L’aspetto psicologico è fortissimo : non essendo più possibile considerare il lavoro uno strumento di realizzazione dei propri sogni ed aspirazioni, dato il divario economico fra retribuzioni e le reali possibilità di risparmio per conseguire gli obiettivi minimali di casa e serenità sul futura, i lavoratori hanno cominciato a darsi obiettivi di felicità più facilmente conseguibili nell’immediato …perché l’incertezza di crisi, guerre e pandemia ha posto un’ombra grigia sui progetti a lungo termine.

Il paradosso è che, pur essendoci una necessità di lavoratori innalzata, le aziende non trovano persone da assumere.

È evidente che le offerte di lavoro hanno perso “sex appeal”, soprattutto sule categorie in età più bassa.

Le aziende continuano a offrire “cose” che non hanno un Valore.

Le aziende offrono posizioni, ma non stabilità.

Le aziende offrono denaro, ma si sbilanciano poco e sono sempre molto attente ai livelli di mercato (che però non sono livelli compatibili con i costi della vita aumentati

).Le aziende non riconoscono la professionalità. L’esperienza e la formazione: certo si ricercano profili altamente skillati e qualificati, ma poi il riconoscimento economico, di carriera, di benefit è sempre molto ridotto e inadeguato

Le aziende richiedono partecipazione, disponibilità e passione… ma non sono altrettanto disponibili e flessibili su orari, permessi, smartworking, che invece sono fra gli elementi maggiormente ricercati dai lavoratori oggi.

Le aziende, in pratica, pur essendo estremamente attente ai calcoli economici sui costi del personale, non percepiscono in maniera oggettiva i costi che il personale deve sostenere autonomamente per vivere, raggiungere il posto di lavoro, acquisire servizi necessari come telefonia e internet che sono assolutamente imprescindibili per qualsiasi attività sociale, ma anche per usufruire di servi sanitari o interagire con pubblica amministrazione e servizi.

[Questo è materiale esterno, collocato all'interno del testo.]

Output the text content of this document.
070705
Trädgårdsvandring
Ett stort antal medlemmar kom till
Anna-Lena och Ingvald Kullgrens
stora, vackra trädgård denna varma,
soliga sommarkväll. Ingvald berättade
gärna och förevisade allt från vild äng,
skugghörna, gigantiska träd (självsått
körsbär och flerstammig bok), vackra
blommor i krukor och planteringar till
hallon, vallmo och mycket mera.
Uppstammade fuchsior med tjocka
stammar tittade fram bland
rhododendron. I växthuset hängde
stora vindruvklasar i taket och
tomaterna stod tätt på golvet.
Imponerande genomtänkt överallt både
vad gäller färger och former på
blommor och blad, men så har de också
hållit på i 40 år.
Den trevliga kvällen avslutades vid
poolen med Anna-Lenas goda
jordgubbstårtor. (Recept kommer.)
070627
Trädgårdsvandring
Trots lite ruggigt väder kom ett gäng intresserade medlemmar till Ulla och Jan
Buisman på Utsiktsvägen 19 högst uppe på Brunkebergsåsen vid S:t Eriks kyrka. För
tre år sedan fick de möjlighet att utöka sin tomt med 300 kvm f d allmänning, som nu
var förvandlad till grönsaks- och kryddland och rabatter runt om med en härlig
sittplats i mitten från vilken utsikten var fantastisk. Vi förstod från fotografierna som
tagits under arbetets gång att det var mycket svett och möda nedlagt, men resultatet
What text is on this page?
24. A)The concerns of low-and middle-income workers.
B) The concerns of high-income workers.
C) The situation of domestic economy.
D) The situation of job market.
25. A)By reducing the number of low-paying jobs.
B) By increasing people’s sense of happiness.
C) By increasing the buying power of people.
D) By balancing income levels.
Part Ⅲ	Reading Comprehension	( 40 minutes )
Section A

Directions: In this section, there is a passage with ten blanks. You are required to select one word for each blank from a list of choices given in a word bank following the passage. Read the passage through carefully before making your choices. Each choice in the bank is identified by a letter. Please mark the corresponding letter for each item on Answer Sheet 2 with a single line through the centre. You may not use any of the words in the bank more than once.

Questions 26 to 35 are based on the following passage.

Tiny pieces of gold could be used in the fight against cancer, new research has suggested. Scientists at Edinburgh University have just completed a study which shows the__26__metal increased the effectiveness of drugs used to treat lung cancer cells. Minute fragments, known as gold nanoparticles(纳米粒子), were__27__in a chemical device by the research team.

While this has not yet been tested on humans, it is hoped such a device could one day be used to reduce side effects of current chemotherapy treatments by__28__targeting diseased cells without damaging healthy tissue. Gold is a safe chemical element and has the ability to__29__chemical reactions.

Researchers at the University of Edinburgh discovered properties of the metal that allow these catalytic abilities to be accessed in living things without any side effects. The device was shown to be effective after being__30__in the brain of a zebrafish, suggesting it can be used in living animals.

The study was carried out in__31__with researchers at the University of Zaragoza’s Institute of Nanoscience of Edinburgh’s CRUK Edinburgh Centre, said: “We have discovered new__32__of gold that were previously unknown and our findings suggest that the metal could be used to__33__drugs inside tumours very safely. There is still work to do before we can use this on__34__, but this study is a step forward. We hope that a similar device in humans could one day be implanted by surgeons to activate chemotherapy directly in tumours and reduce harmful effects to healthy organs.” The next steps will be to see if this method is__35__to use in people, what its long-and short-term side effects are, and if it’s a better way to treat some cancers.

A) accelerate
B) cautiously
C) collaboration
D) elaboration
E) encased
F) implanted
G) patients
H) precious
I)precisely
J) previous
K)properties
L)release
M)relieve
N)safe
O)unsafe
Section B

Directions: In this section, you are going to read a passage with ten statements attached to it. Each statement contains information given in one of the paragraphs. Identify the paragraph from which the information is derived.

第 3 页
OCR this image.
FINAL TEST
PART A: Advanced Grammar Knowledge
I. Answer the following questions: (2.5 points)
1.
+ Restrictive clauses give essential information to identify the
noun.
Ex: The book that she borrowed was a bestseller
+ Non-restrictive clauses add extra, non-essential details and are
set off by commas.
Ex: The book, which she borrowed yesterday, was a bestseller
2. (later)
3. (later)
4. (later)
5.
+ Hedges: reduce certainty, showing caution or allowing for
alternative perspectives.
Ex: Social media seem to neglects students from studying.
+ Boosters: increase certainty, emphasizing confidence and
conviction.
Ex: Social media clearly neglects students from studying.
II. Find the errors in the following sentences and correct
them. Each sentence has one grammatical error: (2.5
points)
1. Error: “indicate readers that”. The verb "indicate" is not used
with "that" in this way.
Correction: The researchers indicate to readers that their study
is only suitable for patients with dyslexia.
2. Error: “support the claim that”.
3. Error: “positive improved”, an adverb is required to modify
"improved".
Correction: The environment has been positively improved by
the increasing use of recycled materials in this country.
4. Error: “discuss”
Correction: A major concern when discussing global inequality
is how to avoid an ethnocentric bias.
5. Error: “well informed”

Negli anni 70 una utilitaria o un’automobile media poteva essere acquistata con l’impegno di 3-5 mensilità di stipendio da un operaio o un impiegato dipendente.

Negli anni 80 i miei genitori hanno acquistato la casa di proprietà per circa 90 milioni di vecchie lire e, all’epoca, mio padre percepiva circa un milione di lire come stipendio.

Circa 15 anni fa ho acceso il mutuo per acquistare la casa in cui abito per un importo che era pari a quasi a oltre 140 volte il mio stipendio da dipendente in azienda.

Oggi una delle auto più economiche costa circa 14000 euro che sono quasi 9-10 volte il netto di uno stipendio di un operaio al primo impiego. Quello che si sta evidenziando è che l’offerta di lavoro sta diventando sempre meno attraente perché inadeguata a sostenere una vita dignitosa.